The first week of Advent draws to an end, and with hopeful hearts we move towards peace. Today I went to the sacrament of Reconciliation. We have a lovely visiting Jesuit from Ireland and in some ways I wished that we were not so rushed but I was very aware of the fact that he was saying mass right after. As I confessed my sin, I had a deep desire to listen more and to wrestle a bit with my struggle.
I am preparing a talk to give to retreatants who will be wrapping up Week One of the 19th Annotation of the Exercises and it has given me pause to think about my own personal sin. I reflect upon my health issues–still undetermined at this point–and I know I do not always treat this temple well. I run it ragged. I have stuffed it with delicious Lindt chocolates lately and am not feeling well enough to exercise so have gained some weight. It has not slept well recent nights. The Energizer bunny is fizzling out and needs a nap.
In my presentation I am going to mention a dear Franciscan priest who was the confessor for a friend of mine as well as a former partner. Decades ago, my friend called me up and shared her frustration about something that was going on in her life. Make no mistake about it, she was sinning greatly. I had heard the stories before and noted the pattern in her life. She agreed and decided to go to confession. She phoned me later that same evening again, this time in tears because the priest had not absolved her of her sin. I was stunned. At the time I did not know that was even possible. She said he had recommended that she return when she was truly repentant and ready to change her behaviour. I made a mental note of the priest’s name and made a promise to myself to never go to him.

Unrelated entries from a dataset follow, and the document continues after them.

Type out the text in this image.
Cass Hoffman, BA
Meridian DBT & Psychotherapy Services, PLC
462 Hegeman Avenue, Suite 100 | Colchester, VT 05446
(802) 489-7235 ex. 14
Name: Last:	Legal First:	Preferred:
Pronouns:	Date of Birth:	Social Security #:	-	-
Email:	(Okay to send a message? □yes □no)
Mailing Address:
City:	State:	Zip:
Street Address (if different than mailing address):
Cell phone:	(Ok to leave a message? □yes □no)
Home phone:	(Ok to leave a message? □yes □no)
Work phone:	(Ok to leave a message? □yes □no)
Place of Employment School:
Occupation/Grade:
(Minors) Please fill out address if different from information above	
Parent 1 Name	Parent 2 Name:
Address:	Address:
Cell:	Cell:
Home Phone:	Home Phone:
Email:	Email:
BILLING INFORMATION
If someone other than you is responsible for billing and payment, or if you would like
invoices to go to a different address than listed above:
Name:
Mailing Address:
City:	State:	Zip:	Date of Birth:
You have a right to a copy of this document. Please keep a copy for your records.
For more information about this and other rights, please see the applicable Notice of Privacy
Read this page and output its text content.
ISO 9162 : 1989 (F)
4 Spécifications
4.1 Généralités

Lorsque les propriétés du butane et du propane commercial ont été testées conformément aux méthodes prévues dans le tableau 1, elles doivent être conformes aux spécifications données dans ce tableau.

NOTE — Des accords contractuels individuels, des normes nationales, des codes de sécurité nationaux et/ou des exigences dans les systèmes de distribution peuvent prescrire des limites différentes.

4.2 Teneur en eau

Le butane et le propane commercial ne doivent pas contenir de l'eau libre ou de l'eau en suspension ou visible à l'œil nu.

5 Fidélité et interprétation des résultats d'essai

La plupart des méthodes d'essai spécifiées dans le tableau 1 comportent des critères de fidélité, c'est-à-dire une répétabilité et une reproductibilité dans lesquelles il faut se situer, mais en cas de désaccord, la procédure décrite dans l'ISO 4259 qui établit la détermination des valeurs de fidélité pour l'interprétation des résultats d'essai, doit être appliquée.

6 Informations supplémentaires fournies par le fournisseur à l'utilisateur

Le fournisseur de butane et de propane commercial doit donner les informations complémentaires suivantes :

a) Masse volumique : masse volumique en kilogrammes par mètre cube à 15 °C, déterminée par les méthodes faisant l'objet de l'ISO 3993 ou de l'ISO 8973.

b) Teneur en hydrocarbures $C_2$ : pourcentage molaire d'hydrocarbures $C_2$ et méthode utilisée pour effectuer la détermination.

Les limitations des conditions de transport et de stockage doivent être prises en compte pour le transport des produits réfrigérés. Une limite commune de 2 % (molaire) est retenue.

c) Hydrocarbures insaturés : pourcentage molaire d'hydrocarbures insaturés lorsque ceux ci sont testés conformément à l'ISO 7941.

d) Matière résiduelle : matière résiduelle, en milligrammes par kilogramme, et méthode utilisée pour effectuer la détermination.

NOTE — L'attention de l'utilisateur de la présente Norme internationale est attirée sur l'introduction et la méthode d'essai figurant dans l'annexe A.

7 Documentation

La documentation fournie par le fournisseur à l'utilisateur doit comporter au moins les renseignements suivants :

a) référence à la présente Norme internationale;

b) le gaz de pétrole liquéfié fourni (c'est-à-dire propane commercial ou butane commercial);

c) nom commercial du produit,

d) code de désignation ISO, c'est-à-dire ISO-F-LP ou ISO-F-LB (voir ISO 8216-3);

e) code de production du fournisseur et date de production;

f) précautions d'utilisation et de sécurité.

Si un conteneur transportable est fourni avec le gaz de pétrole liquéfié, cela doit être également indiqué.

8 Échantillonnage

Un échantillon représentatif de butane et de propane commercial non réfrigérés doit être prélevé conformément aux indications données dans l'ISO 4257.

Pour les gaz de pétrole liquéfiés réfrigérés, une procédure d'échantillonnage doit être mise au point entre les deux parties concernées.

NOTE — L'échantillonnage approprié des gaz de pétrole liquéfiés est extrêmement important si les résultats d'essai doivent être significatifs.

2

A few years later, I was in a relationship with a man who was struggling with some demons of his own. En route to my place one night he said he was going to swing by the monastery for the sacrament of reconciliation. When he arrived I asked how he was and he told me that the priest had not absolved him from his sins. I had a flashback. Yes, it was the same Franciscan. This time though I was ready to take on the sinful patterns of my own life. I began to see this holy man as my confessor and it changed me. We are given a great gift in the sacraments and I have matured enough to see that.
I grew to understand God’s incredible mercy and love that is extended when we truly look at and confess our sin. Who else can love us so constantly and consistently? I do have a hopeful heart as we transition to Week Two of Advent. How about you?